Daylight saving time, which begins on the second Sunday in March each year will end on the first Sunday of November.

In 2023, that means the clocks change on Sunday, Nov. 5, at 2 a.m. That marks the start of standard time — which will actually be 1 a.m. once the adjustment is made.

Daylight saving time will resume on Sunday, March 10, 2024, at 2 a.m., when clocks will be set forward an hour.

In the early 2000s, the switch would have happened this coming weekend. At that time, standard time stetched from the last Sunday in October to the first Sunday in April — a week earlier in the fall and between three and four weeks later in the spring.

That changed with the Energy Policy Act of 2005. A provision in that law authored by U.S. Sen. Edward Markey, D-Mass., then a U.S. Representative, enacted the extension of daylight saving time.

Markey partnered with U.S. Rep. Fred Upton, R-Mich., to write the provision, which amended the Uniform Time Act of 1996 to increase daylight saving time and reduce standard time.

The new dates for clock changes first took place in 2007.

There are many who don’t want the clocks to change at all, though they disagree about whether standard time or daylight saving is better.

U.S. Sen. Marco Rubio reintroduced the Sunshine Protection Act earlier this year on the federal level, which would create a permanent daylight saving time.

“This ritual of changing time twice a year is stupid,” Rubio said in a statement on his website. “Locking the clock has overwhelming bipartisan and popular support. This Congress, I hope that we can finally get this done.”

Meanwhile, in Massachusetts, state Rep. Angelo Puppolo Jr. of Springfield has sponsored a state-level bill, that would also end the practice of switching clocks, but it would keep standard time rather than daylight saving time.

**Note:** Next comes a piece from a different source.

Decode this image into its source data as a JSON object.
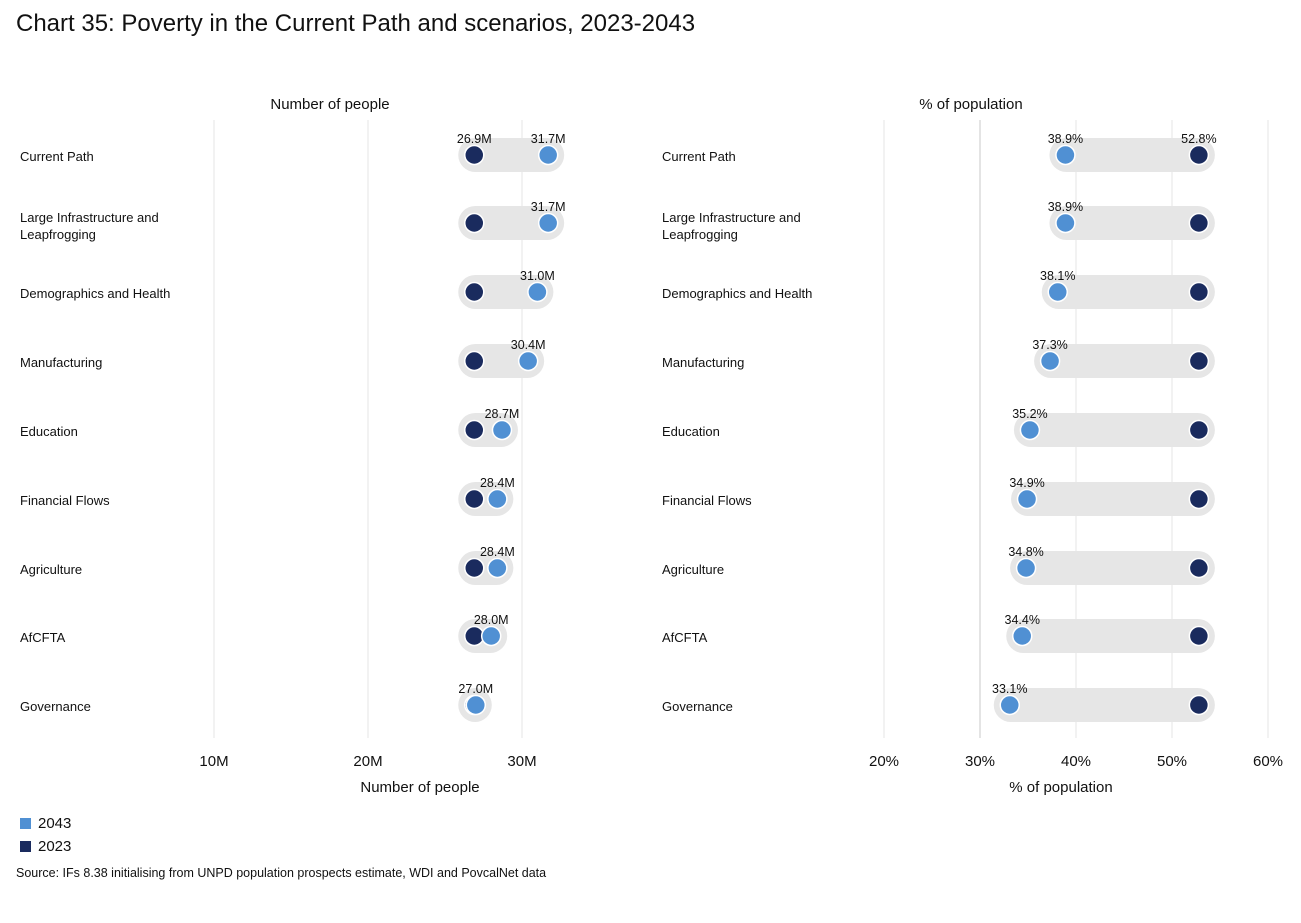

The bill, H.3103, has been referred to the Joint Committee on State Administration and Regulatory Oversight.

Both bills face an uphill climb to get passed.

Two states, Hawaii and Arizona, already don’t have to worry about changing the clocks. Both states opted out of using daylight saving time — Hawaii in 1967 and Arizona in 1968 — because they already had plenty of daylight, according to Readers Digest.